Tarabya Koleksiyonumuzun fotoğraf çekimleri için mekan araştırırken çıktı karşımıza Anemas Zindanları. Tarihi ve mimari özelliklerini araştırınca o kadar etkilendik ki hiç düşünmeden kararımızı verdik, çekimlerimizin bir kısmını mutlaka Anemas’da yapmalıydık. Prodüksiyon açısından zor bir çekim oldu fakat kesinlikle fotoğraflar tam da hayal ettiğimiz gibi oldu.
Anemas Zindanları Bizans döneminin en büyük saray komplekslerinden biriymiş. Blaherne Sarayı’nın bir parçası olan Anemas Zindanları, Haliç’e yakın eski sur duvarlarına bitişik olarak inşa edilmiş 14 hücre odasından ve bu odaların altındaki iki katlı bodrumdan oluşuyor.

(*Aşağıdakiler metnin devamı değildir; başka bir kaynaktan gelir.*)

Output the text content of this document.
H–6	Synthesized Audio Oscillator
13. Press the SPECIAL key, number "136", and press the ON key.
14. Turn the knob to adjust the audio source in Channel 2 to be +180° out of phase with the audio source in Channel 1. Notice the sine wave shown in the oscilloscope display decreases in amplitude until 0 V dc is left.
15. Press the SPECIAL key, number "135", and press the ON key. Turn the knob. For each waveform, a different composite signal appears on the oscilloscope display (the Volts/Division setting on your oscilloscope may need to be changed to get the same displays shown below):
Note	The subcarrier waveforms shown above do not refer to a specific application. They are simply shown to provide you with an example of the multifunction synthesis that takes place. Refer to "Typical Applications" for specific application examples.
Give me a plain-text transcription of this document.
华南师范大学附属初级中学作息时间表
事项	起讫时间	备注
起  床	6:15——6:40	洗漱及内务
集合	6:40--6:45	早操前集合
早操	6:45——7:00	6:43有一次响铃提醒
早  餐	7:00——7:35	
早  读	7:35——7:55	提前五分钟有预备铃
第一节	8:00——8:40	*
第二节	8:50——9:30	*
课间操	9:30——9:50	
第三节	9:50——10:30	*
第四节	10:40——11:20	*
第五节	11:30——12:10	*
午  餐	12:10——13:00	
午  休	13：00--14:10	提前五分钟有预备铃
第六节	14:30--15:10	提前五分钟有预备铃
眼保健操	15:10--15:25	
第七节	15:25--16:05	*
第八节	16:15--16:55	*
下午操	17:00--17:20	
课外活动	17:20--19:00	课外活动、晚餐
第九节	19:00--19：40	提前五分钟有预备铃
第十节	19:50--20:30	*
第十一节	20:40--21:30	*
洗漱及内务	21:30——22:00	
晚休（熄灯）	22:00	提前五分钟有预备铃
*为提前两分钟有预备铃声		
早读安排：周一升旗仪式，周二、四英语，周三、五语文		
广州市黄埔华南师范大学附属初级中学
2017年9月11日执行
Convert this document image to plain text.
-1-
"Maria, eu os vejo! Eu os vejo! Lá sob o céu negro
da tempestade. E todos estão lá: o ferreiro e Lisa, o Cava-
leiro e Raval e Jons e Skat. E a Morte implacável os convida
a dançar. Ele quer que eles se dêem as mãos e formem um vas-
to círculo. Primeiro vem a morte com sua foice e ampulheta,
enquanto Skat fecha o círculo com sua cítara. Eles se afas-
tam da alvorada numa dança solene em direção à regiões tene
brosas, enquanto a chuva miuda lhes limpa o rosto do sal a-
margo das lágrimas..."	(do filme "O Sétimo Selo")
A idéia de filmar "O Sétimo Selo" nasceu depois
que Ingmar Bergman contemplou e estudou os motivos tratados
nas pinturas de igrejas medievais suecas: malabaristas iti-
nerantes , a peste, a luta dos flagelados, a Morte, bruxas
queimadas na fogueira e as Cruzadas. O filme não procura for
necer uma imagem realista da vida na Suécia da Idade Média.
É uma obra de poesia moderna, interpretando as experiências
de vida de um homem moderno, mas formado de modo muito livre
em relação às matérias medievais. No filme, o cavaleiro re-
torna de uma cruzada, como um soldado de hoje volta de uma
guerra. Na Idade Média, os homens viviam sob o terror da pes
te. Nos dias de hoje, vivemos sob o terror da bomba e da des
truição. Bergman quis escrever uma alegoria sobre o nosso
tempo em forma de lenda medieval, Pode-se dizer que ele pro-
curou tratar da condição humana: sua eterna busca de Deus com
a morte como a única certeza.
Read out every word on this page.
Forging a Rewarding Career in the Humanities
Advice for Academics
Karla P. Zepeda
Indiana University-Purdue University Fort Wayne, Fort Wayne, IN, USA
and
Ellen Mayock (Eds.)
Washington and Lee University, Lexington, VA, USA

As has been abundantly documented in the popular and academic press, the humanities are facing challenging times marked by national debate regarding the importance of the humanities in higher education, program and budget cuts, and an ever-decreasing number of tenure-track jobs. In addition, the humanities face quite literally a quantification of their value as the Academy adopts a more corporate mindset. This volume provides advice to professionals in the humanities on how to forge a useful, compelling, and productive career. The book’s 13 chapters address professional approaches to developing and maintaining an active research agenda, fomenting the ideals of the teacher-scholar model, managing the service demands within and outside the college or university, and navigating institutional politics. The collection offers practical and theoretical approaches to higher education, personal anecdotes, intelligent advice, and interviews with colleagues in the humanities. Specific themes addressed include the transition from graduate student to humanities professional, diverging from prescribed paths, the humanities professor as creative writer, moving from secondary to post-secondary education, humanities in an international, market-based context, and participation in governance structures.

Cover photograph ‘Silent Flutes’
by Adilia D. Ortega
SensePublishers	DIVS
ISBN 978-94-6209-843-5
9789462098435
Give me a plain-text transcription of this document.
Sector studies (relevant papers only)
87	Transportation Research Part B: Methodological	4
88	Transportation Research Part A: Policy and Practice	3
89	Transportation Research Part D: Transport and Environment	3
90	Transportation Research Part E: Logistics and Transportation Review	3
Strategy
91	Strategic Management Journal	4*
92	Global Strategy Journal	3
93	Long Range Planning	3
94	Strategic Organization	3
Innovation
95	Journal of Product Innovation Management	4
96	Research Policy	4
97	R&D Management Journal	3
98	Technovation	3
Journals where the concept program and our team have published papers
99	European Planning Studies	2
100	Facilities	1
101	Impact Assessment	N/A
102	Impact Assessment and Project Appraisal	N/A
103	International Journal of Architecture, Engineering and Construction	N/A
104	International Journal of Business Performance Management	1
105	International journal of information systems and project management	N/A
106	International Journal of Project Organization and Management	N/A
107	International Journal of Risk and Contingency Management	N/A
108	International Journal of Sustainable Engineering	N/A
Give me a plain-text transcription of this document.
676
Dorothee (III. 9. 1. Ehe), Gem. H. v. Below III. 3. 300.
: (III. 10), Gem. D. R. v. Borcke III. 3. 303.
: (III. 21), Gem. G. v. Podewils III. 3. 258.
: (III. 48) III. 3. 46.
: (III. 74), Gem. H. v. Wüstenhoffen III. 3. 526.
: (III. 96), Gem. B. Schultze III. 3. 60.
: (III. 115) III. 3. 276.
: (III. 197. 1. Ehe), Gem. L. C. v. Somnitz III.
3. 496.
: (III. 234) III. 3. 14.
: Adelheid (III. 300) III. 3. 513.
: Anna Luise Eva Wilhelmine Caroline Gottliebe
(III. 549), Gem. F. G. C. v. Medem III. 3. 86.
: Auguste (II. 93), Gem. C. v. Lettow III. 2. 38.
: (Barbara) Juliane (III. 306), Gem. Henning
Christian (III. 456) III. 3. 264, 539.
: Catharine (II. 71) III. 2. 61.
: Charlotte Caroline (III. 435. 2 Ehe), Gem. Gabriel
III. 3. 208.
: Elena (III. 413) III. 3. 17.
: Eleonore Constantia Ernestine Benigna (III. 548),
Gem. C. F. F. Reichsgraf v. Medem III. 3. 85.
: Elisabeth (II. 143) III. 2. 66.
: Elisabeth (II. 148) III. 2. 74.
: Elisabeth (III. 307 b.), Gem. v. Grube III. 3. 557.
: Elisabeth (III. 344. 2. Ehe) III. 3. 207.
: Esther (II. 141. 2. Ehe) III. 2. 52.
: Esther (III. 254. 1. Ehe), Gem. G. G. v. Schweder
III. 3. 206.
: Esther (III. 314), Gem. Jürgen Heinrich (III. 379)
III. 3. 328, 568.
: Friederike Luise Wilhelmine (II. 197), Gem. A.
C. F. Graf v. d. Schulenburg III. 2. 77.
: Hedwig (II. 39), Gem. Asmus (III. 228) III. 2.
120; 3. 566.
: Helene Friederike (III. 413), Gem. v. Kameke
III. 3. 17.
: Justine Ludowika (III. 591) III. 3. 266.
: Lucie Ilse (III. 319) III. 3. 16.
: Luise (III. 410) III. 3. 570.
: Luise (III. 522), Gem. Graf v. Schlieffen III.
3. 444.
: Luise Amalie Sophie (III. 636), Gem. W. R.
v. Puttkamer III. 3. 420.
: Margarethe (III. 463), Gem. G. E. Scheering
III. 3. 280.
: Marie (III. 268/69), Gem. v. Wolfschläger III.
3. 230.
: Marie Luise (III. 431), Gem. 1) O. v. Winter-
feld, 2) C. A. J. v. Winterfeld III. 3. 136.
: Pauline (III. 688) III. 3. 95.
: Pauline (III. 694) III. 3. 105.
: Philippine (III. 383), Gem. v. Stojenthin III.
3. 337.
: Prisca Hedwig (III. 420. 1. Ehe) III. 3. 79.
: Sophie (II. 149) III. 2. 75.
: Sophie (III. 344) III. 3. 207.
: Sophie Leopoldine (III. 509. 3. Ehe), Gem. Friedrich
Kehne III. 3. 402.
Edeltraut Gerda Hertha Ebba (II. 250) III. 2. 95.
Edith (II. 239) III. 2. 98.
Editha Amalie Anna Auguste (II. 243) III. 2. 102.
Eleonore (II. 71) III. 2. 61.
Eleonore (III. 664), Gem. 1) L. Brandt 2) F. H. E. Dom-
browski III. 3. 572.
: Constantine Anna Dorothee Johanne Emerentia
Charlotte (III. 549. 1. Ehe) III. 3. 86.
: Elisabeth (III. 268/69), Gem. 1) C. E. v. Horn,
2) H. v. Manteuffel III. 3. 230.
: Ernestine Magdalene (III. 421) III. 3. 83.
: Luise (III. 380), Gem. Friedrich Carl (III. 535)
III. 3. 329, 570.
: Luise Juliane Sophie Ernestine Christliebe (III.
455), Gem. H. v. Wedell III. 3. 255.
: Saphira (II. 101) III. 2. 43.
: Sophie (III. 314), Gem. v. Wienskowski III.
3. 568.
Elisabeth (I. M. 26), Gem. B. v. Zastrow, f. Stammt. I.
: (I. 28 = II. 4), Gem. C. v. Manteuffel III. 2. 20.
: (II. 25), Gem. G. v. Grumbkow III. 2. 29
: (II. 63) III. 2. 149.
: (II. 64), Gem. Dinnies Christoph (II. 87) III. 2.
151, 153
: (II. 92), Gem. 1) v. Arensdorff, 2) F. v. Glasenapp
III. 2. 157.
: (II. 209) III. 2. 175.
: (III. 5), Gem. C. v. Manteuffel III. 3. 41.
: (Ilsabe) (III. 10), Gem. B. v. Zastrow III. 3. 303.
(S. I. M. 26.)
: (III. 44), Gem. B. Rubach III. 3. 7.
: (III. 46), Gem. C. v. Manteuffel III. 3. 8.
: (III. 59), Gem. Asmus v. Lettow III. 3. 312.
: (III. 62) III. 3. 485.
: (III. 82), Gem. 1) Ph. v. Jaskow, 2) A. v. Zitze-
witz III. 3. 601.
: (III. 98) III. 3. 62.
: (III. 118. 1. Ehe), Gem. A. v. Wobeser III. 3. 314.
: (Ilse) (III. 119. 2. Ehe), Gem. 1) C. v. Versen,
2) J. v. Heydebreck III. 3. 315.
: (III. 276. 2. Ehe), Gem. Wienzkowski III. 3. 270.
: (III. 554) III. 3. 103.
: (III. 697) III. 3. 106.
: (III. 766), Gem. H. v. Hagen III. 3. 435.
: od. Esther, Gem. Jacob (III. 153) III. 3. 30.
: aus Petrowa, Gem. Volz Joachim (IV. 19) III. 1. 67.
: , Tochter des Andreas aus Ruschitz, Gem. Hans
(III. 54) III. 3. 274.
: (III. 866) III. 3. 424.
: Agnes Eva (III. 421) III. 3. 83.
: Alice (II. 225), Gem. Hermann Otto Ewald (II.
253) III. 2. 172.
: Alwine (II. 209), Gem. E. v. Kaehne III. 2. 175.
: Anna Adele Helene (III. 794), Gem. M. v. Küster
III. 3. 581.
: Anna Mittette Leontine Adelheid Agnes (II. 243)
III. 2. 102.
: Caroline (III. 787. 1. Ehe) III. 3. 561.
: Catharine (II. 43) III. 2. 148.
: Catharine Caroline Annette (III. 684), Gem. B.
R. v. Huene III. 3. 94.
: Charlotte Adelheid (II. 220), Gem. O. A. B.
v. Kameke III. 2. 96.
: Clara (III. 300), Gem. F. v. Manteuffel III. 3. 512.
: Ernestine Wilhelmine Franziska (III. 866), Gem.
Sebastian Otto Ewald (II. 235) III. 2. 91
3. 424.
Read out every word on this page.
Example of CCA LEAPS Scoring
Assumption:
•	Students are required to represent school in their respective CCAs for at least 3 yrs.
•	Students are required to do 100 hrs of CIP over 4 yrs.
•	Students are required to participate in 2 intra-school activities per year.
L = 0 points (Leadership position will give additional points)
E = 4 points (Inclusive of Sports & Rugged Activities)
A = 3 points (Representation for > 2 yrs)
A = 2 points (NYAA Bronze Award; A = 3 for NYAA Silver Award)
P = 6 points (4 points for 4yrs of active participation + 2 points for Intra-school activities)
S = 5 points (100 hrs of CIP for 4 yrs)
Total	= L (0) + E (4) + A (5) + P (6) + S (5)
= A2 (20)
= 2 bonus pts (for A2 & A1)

Bizans’tan günümüze ayakta kalan tek yeraltı zindanı olan, tarihi ve mimari özellikleriyle dünyada başka benzeri bulunmayan Anemas Zindanları adını Arap asıllı bir Bizans askeri olan Mikhael Anemas‘tan alıyor. 1107 yılında İmparator I. Aleksios Komnenos’a karşı suikast girişimi tasarlarken yakalanan Anemas, suçunun cezasını zindandaki bir kuleye hapsedilerek çekmiş, gözlerine mil çekilip kör edilmesini ise imparatorun kızı Anna engellemiş. Anemas’ın ardından İmparator I. Kommenos, İmparator Isaakios ve oğlu Aleksios, veliaht Andronikos Palaiologos ile Sultan I. Murad’ın oğlu Savcı Bey gibi birçok ünlü kişinin de tutuklu kaldığı zindanın fetihten sonra ne amaçla kullanıldığı bilinmiyor.
Blakhernai Sarayı’na ait oldukları anlaşılan mahzenler ve kuleler oldukça geniş bir kompleks oluşturuyor. Üstünde 16. yüzyıl sonlarında inşa edilen İvaz Efendi Cami’nin bulunduğu terasın önünde bulunan bitişik kulelerden birine Anemas, diğerine ise İsaak Angelos Kulesi deniliyor.
Bizans döneminden bu güne kadar ayakta kalmış bir yapının içerisinde bu güne dair bambaşka bir şey yaşamak gerçekten çok etkileyici değil mi?